Organisers Amie Chatterley and Gemma Lawler did everything to pull out all the stops to ensure everyone knew what to expect. Even informing the attendees of impending train strikes and suggesting alternative routes for individuals who were concerned. This dedication showed me instantly how much they care for the attendees coming and this was a breath of fresh air to see. I spoke to Amie and Gemma before the event which you can read about here.

Arriving at the venue, there were attendees queuing outside already and there was already a positive atmosphere in the air. This was a great chance to chat to them to find out what brought them here; for some, they had been before and they were coming back. For others, like myself, it was our first time attending; some had come to see specific bands, others have had friends attend and heard feedback on how great of a festival it is. Once the doors opened, it was time to do the usual once arriving; get a scope of the venue, checking out the merchandise on sale, grabbing their first drink and securing those important spots to catch the bands.

Newcomers IRONSIDE started off the proceedings. When opening with their current single Shield Wall, it’s clear you can’t pigeonhole them into one genre and their sound certainly keeps you on your toes. Their sound was that unpredictable that I made sure to note as much as I could, so I didn’t miss it out in my report.
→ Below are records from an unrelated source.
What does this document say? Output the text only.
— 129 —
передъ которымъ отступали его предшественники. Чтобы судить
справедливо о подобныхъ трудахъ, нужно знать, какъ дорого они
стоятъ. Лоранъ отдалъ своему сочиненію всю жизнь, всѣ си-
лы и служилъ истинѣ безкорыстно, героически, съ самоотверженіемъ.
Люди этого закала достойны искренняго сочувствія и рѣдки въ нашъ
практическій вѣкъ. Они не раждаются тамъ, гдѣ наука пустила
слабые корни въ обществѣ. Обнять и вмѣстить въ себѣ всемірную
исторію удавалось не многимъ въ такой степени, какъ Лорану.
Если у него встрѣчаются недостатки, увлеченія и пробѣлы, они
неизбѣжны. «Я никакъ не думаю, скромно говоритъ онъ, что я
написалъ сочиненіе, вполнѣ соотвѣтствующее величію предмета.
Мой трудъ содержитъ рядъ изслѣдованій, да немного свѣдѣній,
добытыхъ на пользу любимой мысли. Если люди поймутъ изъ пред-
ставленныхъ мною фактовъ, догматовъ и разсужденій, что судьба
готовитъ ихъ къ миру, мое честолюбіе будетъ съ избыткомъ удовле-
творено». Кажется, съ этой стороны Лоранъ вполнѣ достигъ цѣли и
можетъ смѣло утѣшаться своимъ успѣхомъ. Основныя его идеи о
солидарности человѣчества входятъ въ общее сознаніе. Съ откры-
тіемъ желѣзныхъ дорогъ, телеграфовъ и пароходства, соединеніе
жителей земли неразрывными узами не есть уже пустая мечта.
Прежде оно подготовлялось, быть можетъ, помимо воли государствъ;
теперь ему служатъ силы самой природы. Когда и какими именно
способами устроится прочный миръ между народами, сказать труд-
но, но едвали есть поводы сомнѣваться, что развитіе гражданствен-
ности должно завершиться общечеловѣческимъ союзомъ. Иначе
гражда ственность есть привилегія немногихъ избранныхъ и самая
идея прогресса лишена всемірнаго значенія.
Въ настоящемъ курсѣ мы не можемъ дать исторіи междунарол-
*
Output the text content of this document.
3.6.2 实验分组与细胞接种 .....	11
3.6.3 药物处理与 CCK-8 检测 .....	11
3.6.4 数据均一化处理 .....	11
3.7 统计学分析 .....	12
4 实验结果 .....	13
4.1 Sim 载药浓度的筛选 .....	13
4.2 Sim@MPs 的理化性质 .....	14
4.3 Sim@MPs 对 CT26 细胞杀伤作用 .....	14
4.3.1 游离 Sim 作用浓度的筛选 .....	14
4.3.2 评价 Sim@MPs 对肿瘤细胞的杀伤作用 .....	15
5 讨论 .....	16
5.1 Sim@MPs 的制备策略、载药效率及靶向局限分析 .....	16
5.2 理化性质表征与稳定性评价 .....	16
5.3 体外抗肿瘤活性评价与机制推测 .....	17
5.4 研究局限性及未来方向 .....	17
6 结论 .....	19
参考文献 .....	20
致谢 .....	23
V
Examples included the jazz opening in Valhalla, that intro wouldn’t be out of place in a 1940s Gangster Movie and the rest of the song was incredibly heavy; Vikings in 1940s anyone? Another came in the form of a song called Valhalla Awaits, if LIMP BIZKIT wrote Viking songs, this should give you an idea on what the song sounded like. At other points, MUSE on steroids came to mind. The stakes are high when opening a festival; especially when you’re a brand-new band with not a lot of material out. This was a challenge IRONSIDE rose to, and they accomplished it achieving excellent results.

You can read more about influences for their sound in my interview with them here.
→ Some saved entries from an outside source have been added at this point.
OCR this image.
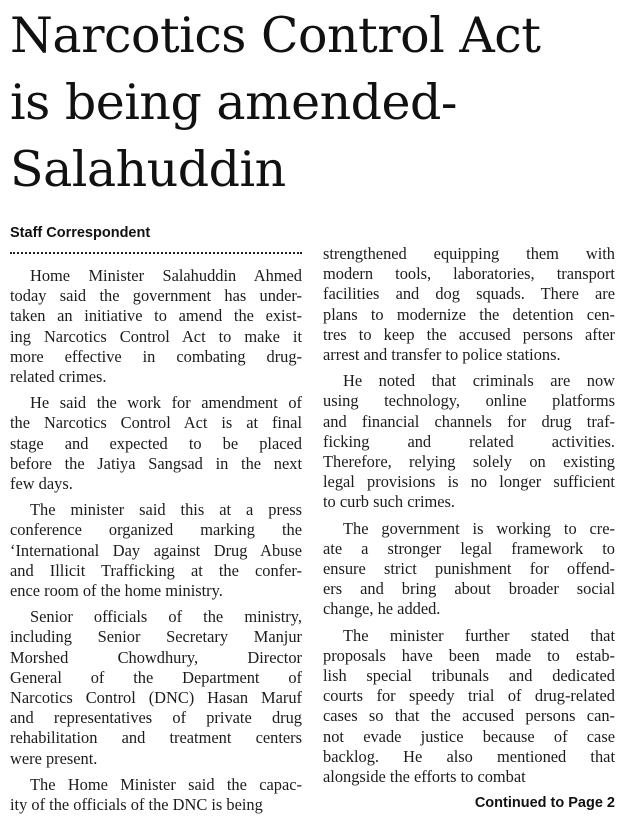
Narcotics Control Act
is being amended-
Salahuddin
Staff Correspondent

Home Minister Salahuddin Ahmed
today said the government has under-
taken an initiative to amend the exist-
ing Narcotics Control Act to make it
more effective in combating drug-
related crimes.

He said the work for amendment of
the Narcotics Control Act is at final
stage and expected to be placed
before the Jatiya Sangsad in the next
few days.

The minister said this at a press
conference organized marking the
‘International Day against Drug Abuse
and Illicit Trafficking at the confer-
ence room of the home ministry.

Senior officials of the ministry,
including Senior Secretary Manjur
Morshed Chowdhury, Director
General of the Department of
Narcotics Control (DNC) Hasan Maruf
and representatives of private drug
rehabilitation and treatment centers
were present.

The Home Minister said the capac-
ity of the officials of the DNC is being

strengthened equipping them with
modern tools, laboratories, transport
facilities and dog squads. There are
plans to modernize the detention cen-
tres to keep the accused persons after
arrest and transfer to police stations.

He noted that criminals are now
using technology, online platforms
and financial channels for drug traf-
ficking and related activities.
Therefore, relying solely on existing
legal provisions is no longer sufficient
to curb such crimes.

The government is working to cre-
ate a stronger legal framework to
ensure strict punishment for offend-
ers and bring about broader social
change, he added.

The minister further stated that
proposals have been made to estab-
lish special tribunals and dedicated
courts for speedy trial of drug-related
cases so that the accused persons can-
not evade justice because of case
backlog. He also mentioned that
alongside the efforts to combat

Continued to Page 2
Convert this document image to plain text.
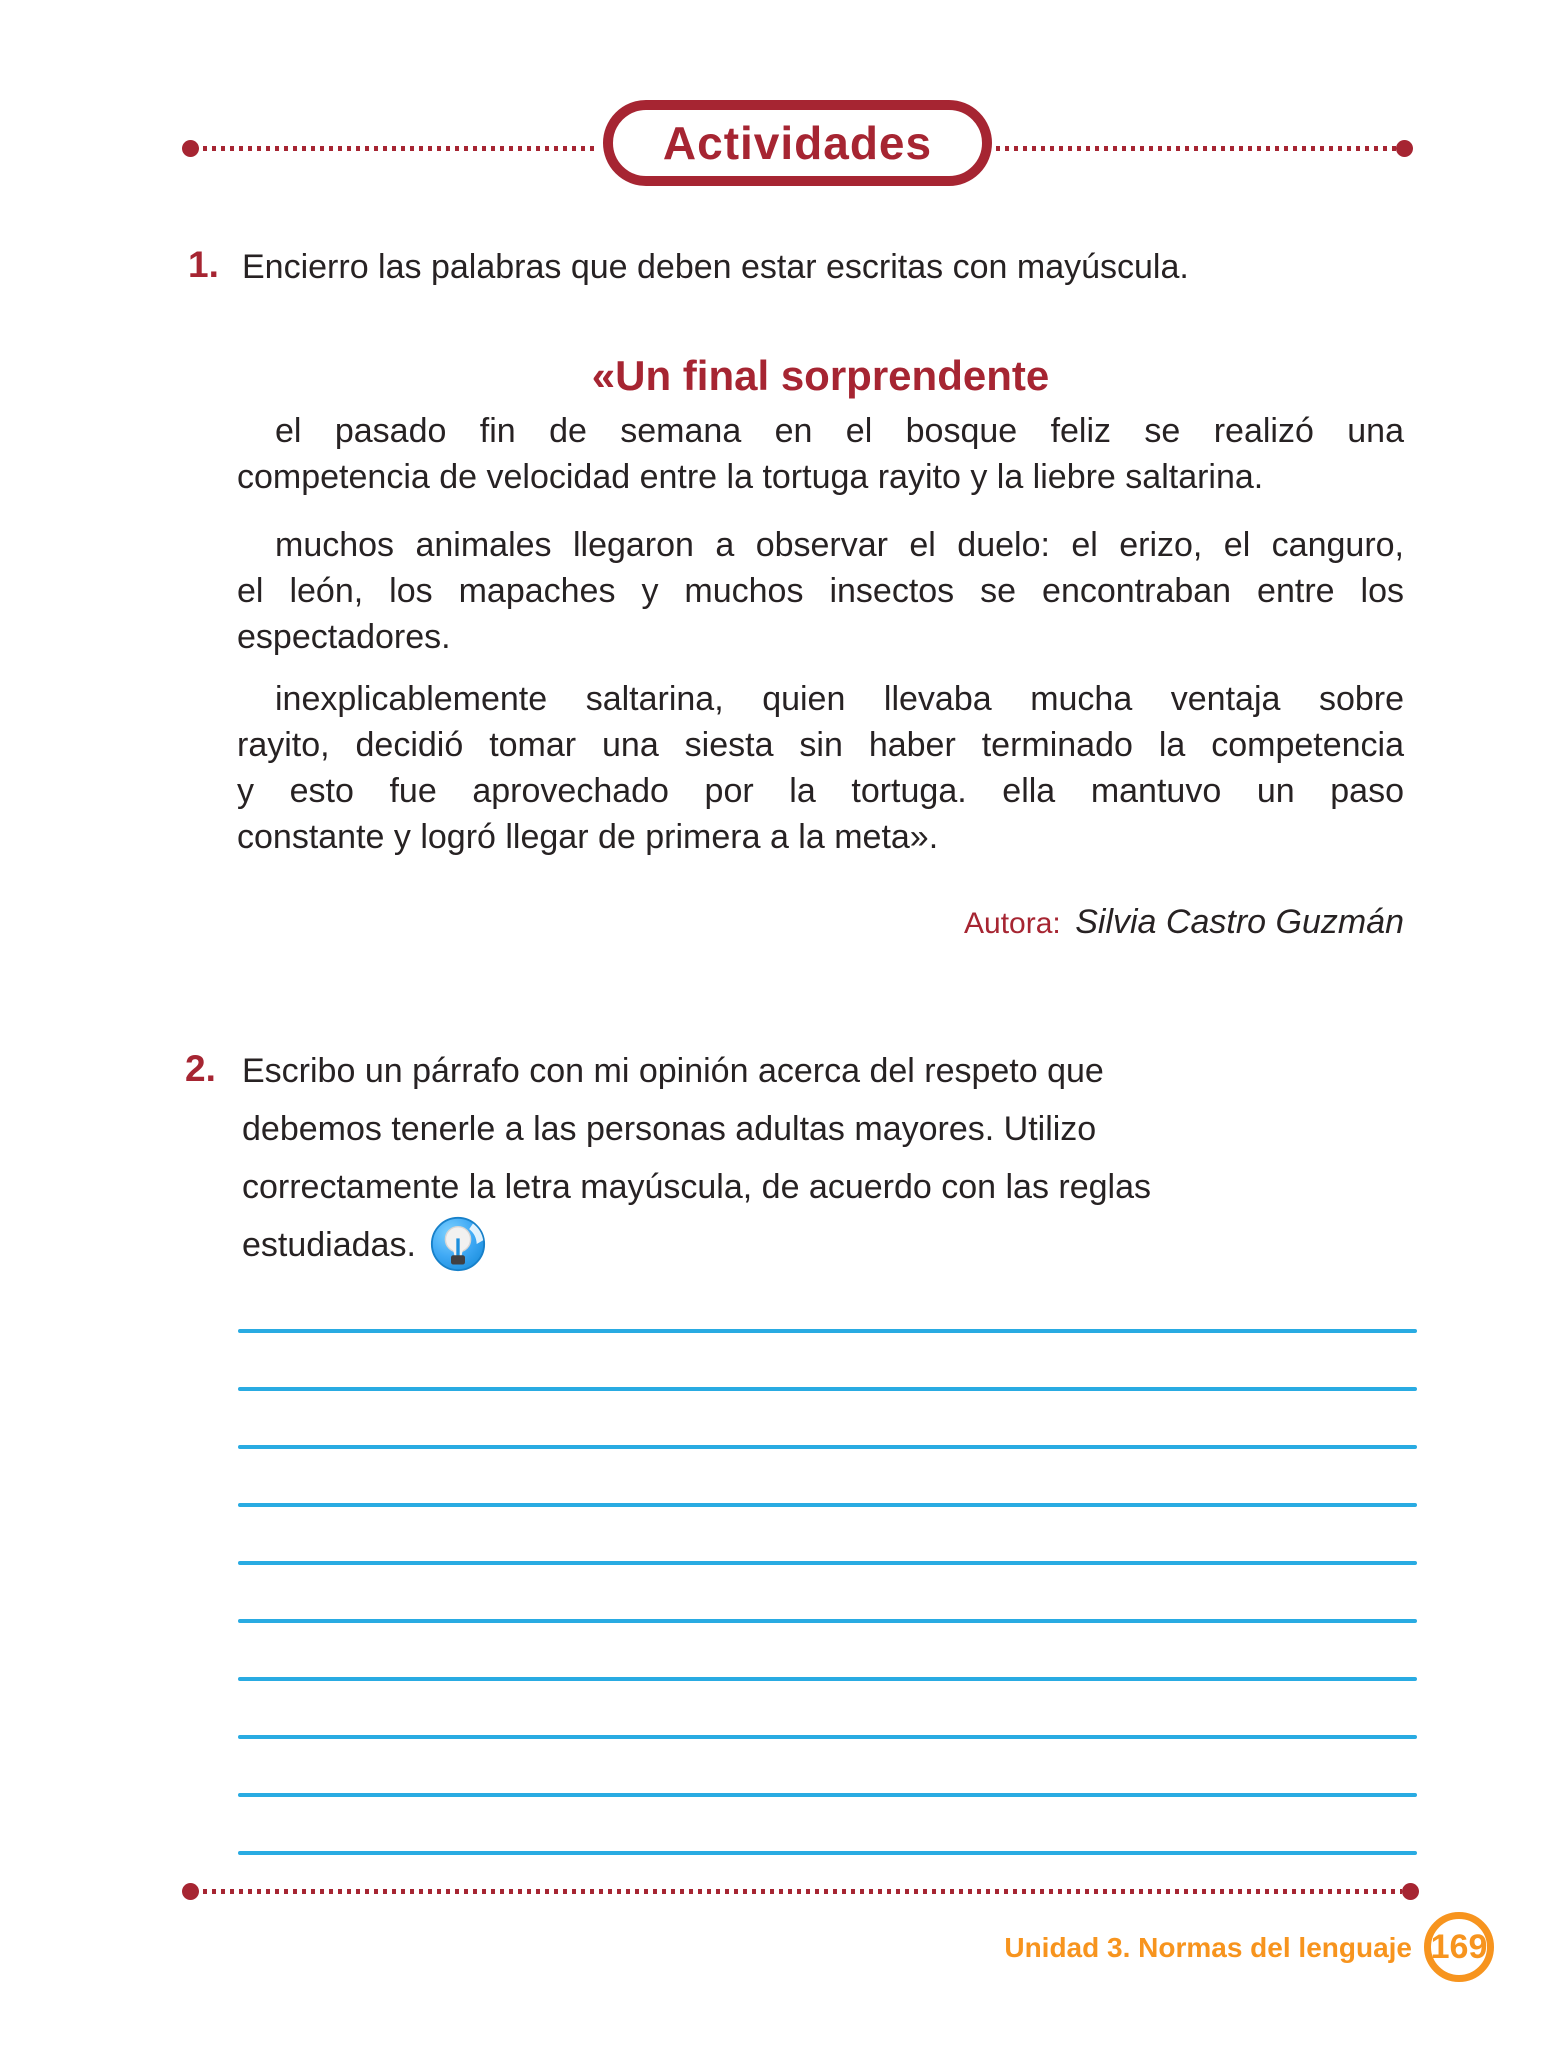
Actividades
1. Encierro las palabras que deben estar escritas con mayúscula.
«Un final sorprendente
el pasado fin de semana en el bosque feliz se realizó una
competencia de velocidad entre la tortuga rayito y la liebre saltarina.
muchos animales llegaron a observar el duelo: el erizo, el canguro,
el león, los mapaches y muchos insectos se encontraban entre los
espectadores.
inexplicablemente saltarina, quien llevaba mucha ventaja sobre
rayito, decidió tomar una siesta sin haber terminado la competencia
y esto fue aprovechado por la tortuga. ella mantuvo un paso
constante y logró llegar de primera a la meta».
Autora: Silvia Castro Guzmán
2. Escribo un párrafo con mi opinión acerca del respeto que
debemos tenerle a las personas adultas mayores. Utilizo
correctamente la letra mayúscula, de acuerdo con las reglas
estudiadas.
Unidad 3. Normas del lenguaje 169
Find IRONSIDE on Facebook and Instagram.

FELLOWSHIP were next up. They had released their debut album The Sabrelight Chronicles this year and have played very few shows, yet they were high on people’s bands to see list. It was clear to see why when opening with the gallant Glory Days. Their sound was clear, crisp and grand which continued right through their set. When a band incorporates symphonic elements in their music, it can sometimes be hard to hear them clearly on the sound system. This was not the case with FELLOWSHIP as these all could be heard perfectly. I have mentioned in previous posts and my radio shows that “live your life with a battle cry” from Until The Fire Dies is my new favourite lyric, it filled me and the rest of the crowd with joy belting that out live. The crowd were engaged from start to finish as they performed the chapters of their majestic debut tale; these included Hearts Upon The Hill, Oak And Ash and Scars And Shrapnel Wounds. They weren’t going to exit quietly so their mighty closer Glint; they split the audience in half and got them to sing along to different parts. That’s something I hadn’t see before and hope they carry on doing this for future shows.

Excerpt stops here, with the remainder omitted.